Dernier axe : celui de l'"urgence climatique". "Les Français, à la différence de nombreux autres peuples, ne sont pas climato-sceptiques", a salué Édouard Philippe. "En revanche, ils ne veulent plus que des taxes leur dictent ce qu’ils doivent faire et dans les cas où ils peuvent l'envisager, ils veulent que leurs produits financent des dispositifs d'accompagnement", a-t-il simplement évoqué.
Quid de la restitution du Grand Débat qui a eu lieu entre le chef de l'État et les élus locaux ?
Repassant la main à la "démocratie représentative", le Premier ministre a estimé qu'il s'agissait désormais de transformer "ces éléments de consensus" en "compromis démocratiques pour atteindre ces objectifs". Mardi devant les députés et mercredi devant les sénateurs, il pourrait préciser davantage les contours de ces chantiers - fiscalité, services publics, décentralisation, démocratie et réforme constitutionnelle… - et leur calendrier, même si les premières annonces du chef de l'État ne sont attendues que pour mi-avril.
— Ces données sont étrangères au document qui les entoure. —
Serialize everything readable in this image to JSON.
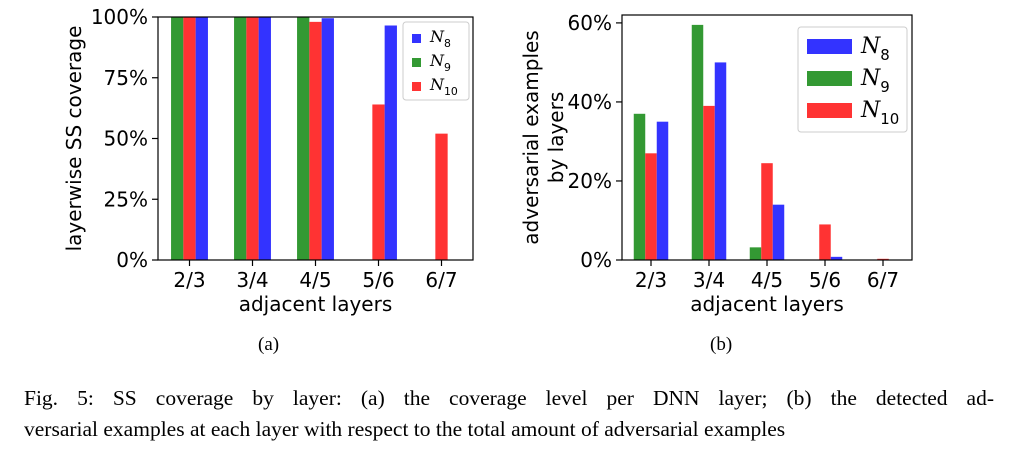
{
  "figure": {
    "subcaption_a": "(a)",
    "subcaption_b": "(b)",
    "caption_line1": "Fig. 5: SS coverage by layer: (a) the coverage level per DNN layer; (b) the detected ad-",
    "caption_line2": "versarial examples at each layer with respect to the total amount of adversarial examples"
  },
  "colors": {
    "N8": "#3333ff",
    "N9": "#339933",
    "N10": "#ff3333"
  },
  "chart_data": [
    {
      "type": "bar",
      "xlabel": "adjacent layers",
      "ylabel": "layerwise SS coverage",
      "categories": [
        "2/3",
        "3/4",
        "4/5",
        "5/6",
        "6/7"
      ],
      "ylim": [
        0,
        100
      ],
      "yticks": [
        0,
        25,
        50,
        75,
        100
      ],
      "ytick_labels": [
        "0%",
        "25%",
        "50%",
        "75%",
        "100%"
      ],
      "grid": false,
      "legend_position": "top-right",
      "series": [
        {
          "name": "N9",
          "sub": "9",
          "color": "#339933",
          "values": [
            100,
            100,
            100,
            0,
            0
          ]
        },
        {
          "name": "N10",
          "sub": "10",
          "color": "#ff3333",
          "values": [
            100,
            100,
            98,
            64,
            52
          ]
        },
        {
          "name": "N8",
          "sub": "8",
          "color": "#3333ff",
          "values": [
            100,
            100,
            99.5,
            96.5,
            0
          ]
        }
      ],
      "legend_order": [
        "N8",
        "N9",
        "N10"
      ]
    },
    {
      "type": "bar",
      "xlabel": "adjacent layers",
      "ylabel_lines": [
        "adversarial examples",
        "by layers"
      ],
      "categories": [
        "2/3",
        "3/4",
        "4/5",
        "5/6",
        "6/7"
      ],
      "ylim": [
        0,
        62
      ],
      "yticks": [
        0,
        20,
        40,
        60
      ],
      "ytick_labels": [
        "0%",
        "20%",
        "40%",
        "60%"
      ],
      "grid": false,
      "legend_position": "top-right",
      "series": [
        {
          "name": "N9",
          "sub": "9",
          "color": "#339933",
          "values": [
            37,
            59.5,
            3.2,
            0,
            0
          ]
        },
        {
          "name": "N10",
          "sub": "10",
          "color": "#ff3333",
          "values": [
            27,
            39,
            24.5,
            9,
            0.3
          ]
        },
        {
          "name": "N8",
          "sub": "8",
          "color": "#3333ff",
          "values": [
            35,
            50,
            14,
            0.8,
            0
          ]
        }
      ],
      "legend_order": [
        "N8",
        "N9",
        "N10"
      ]
    }
  ]
}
On retiendra des annonces du Premier ministre que le mot "décentralisation" n'a pas été prononcé et que les enjeux des collectivités ont été évoqués à travers les deux "exigences" de proximité et de démocratie. Autre point à noter : le "Grand Débat national des élus locaux", qui a eu lieu à travers de multiples rencontres avec le chef de l'État, n'a ce jour pas fait l'objet d'une restitution en tant que telle. Auditionné le 4 avril au Sénat avec l'autre "animatrice" du Grand Débat Emmanuelle Wargon (voir notre article du même jour), le ministre Sébastien Lecornu avait garanti que tous ces échanges avaient fait l'objet d'un suivi précis et étaient repris dans le cadre d'un groupe de travail interministériel dédié. Mais, au titre de la "lisibilité" souhaitée pour l'avenir, il aurait pu être intéressant que la restitution destinée aux Français fasse également état de ces heures de débat pendant lesquelles les élus locaux ont évoqué leurs préoccupations.